A sea of red and blue flags greeted a small gathering at Parliament Square where it got more and more nationalist as you went closer to a screened podium.
Britain has left the European Union, the first country to do so since it was established after the atrocities of the second world war when London was bombed to the ground, as was Berlin and many other cities.
A memory to the many decades of that union was no where to be found. The only EU flag that could be spotted barely made it past Trafalgar Square as a group outside a pub started shouting and moved in the direction of the carrier.
The image of two police officers standing around the EU flag to protect this expression of speech is perhaps one of the better highlights of a day claimed by nationalists.
This EU flag of course never made it to parliament square as this wasn’t quite a crowd of… well it wasn’t somewhere you could comfortably speak a foreign language is perhaps a good way of describing this gathering of a pastiche where some of the poorest stood shoulder to shoulder with land owners.
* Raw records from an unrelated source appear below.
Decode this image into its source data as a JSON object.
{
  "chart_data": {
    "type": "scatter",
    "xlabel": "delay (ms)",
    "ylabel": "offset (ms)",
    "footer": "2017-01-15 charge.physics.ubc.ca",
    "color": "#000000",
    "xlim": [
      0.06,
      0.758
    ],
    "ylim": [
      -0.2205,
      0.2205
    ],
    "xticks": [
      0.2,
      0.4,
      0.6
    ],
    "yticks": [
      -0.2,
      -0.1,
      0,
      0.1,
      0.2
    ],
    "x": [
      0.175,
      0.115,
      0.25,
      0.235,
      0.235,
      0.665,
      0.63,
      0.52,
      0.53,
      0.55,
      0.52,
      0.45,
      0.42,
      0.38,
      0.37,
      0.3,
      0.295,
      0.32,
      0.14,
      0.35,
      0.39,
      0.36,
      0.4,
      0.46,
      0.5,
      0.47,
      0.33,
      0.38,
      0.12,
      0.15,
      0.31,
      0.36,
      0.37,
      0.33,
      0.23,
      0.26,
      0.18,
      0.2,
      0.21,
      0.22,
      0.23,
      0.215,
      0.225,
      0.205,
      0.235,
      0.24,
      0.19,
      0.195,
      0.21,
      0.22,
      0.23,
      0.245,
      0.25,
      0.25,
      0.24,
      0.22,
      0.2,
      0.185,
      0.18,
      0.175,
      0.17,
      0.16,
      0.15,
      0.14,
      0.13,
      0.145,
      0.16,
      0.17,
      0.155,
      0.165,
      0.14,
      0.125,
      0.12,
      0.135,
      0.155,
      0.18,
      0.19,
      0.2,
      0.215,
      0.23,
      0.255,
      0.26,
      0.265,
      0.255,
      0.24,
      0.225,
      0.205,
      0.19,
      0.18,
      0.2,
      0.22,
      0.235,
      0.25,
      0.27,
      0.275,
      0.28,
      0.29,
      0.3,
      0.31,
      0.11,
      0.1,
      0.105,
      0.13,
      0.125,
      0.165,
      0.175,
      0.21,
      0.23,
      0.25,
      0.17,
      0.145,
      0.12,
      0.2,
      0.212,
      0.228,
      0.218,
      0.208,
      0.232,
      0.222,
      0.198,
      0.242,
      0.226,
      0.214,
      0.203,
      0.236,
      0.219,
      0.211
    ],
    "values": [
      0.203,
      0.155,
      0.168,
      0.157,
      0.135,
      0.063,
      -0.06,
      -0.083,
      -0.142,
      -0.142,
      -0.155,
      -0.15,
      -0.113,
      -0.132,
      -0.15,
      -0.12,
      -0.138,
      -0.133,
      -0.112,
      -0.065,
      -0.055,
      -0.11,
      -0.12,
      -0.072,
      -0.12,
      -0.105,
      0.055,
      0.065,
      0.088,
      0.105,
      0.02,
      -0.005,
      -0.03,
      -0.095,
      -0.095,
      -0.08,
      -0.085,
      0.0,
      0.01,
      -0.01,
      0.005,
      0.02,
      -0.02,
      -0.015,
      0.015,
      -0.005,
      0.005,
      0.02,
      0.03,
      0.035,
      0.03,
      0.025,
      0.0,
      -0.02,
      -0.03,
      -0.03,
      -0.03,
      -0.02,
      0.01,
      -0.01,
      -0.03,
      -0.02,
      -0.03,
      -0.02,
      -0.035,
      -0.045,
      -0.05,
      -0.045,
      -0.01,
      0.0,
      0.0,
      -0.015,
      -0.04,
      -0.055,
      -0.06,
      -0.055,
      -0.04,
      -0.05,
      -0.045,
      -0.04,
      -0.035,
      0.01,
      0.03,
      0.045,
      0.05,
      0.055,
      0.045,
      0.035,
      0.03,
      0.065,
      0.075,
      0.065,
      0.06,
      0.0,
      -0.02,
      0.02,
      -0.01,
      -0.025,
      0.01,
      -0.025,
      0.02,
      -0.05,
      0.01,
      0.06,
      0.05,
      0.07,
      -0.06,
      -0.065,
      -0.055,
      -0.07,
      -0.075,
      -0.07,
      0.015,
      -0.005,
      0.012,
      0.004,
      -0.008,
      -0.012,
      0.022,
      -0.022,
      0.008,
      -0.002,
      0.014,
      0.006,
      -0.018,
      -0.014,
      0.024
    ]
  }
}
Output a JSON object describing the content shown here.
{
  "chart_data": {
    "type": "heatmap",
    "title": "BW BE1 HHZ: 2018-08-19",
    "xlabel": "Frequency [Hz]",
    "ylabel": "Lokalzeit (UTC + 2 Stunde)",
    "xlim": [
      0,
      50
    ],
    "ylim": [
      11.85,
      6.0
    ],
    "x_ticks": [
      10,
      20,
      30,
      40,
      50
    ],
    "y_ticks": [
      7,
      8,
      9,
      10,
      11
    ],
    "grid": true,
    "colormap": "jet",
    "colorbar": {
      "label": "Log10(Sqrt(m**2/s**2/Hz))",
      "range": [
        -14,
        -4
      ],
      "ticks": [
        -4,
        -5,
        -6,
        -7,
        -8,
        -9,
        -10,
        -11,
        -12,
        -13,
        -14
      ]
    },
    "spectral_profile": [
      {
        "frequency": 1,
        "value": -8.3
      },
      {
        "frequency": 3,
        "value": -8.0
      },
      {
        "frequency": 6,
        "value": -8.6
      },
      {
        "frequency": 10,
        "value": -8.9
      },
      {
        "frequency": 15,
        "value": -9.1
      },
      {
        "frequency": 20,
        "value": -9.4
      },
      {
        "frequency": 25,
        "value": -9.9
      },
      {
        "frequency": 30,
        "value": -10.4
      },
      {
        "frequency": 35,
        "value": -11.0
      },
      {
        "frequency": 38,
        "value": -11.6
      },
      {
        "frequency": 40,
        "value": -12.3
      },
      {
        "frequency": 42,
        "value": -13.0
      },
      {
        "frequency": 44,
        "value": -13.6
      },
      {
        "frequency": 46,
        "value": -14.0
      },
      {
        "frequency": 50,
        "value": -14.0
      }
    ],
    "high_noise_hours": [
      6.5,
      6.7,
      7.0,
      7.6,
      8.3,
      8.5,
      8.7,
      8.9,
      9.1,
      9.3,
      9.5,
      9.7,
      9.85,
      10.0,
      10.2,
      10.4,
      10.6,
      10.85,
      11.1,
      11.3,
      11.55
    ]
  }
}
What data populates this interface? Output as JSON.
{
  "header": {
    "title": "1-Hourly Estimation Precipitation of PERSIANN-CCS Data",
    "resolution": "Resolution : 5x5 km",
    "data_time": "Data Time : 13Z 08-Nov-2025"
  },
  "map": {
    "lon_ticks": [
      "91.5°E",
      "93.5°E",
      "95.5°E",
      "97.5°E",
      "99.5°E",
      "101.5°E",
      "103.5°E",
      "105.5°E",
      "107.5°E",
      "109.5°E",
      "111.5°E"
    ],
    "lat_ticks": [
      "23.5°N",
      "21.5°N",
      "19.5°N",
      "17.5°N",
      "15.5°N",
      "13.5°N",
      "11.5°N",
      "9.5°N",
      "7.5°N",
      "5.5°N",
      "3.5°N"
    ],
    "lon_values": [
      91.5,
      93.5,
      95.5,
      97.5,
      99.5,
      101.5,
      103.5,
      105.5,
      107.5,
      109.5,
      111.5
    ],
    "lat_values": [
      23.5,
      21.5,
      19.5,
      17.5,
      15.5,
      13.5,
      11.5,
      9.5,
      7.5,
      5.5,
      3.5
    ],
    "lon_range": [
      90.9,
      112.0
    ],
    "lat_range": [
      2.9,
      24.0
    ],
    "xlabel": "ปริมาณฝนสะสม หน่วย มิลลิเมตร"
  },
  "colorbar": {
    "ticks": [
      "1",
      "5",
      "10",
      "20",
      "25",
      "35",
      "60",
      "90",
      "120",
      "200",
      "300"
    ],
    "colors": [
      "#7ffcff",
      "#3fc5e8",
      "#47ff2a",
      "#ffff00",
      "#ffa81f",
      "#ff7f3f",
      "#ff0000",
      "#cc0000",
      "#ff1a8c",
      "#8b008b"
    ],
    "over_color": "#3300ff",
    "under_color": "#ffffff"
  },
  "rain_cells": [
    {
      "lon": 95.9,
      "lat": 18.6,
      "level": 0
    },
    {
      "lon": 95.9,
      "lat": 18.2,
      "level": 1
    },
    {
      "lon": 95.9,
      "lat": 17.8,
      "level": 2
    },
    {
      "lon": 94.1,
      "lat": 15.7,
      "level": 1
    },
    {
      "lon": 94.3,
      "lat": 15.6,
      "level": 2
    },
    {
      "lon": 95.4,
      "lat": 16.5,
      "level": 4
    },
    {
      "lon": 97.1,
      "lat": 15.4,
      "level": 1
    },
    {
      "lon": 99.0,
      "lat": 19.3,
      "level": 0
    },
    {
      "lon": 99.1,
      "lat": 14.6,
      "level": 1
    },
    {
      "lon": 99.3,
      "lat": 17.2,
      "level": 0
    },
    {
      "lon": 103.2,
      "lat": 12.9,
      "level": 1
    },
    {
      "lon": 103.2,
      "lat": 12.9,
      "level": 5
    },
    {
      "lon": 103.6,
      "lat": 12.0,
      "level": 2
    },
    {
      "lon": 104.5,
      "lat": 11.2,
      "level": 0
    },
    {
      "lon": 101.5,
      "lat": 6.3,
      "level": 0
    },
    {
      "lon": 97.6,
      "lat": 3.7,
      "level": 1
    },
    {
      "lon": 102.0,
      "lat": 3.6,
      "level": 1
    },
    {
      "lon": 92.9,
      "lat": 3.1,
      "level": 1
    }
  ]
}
That mixture thus made it an overall peaceful gathering without any hostilities in an overall diverse crowd on a day when nationalists were perhaps on their best behavior in their coming out party.
Yet the tone was one that leaves you wonder just what direction Britain is taking now that it stands outside the second biggest economy in the world.
Boris, The Puzzle
As the countdown gave way to the end of the “show,” with some speed everyone departed up past Number 10 to Trafalgar Square.
Where is Boris, the crowd shouted as they went past his residence. He had just given the stage to Farage, and that must have angered many moderate leavers or independents who gave Boris a landslide.
He apparently did not want to show triumphalism, but much triumphalism was on display and he did little to moderate it on the day.
An historic day, that many blame on him, not Farage. A day when the country expected to be told where now Britain goes, with Boris doing so, not Farage.
But Boris was no where to be seen, and now closing into four years on, we still have no idea just what on earth is Brexit.
Negotiations are now to begin for the next 11 months with Britain to truly leave on the 31st of December 2020. Quite a way to close a year that already has had decades in its few days.
What the outcome of those negotiations will be remains to be seen, but the difficult haggling may have already began by Boris giving the stage to these nationalists, instead of claiming it himself.
That might perhaps be to contrast himself against them, raising the question of whether his silence was more to say: I had to do it because look at them.
The whole world did and now it looks at Boris as the peaceful order stands at brink with nationalism on the rise, including European nationalism as the middle class joins forces across the continent to stand for the Union.
Whether this march of authoritarianism can be halted is now the question of the century as war, like viruses, has a way of spreading with the flag bearer of liberalism, Britain, now owning a duty not to just its own people, but to the entire globe as this fracturing keeps increasing.
That’s what Boris promised and yet more than a month on in his premiership and there is nothing.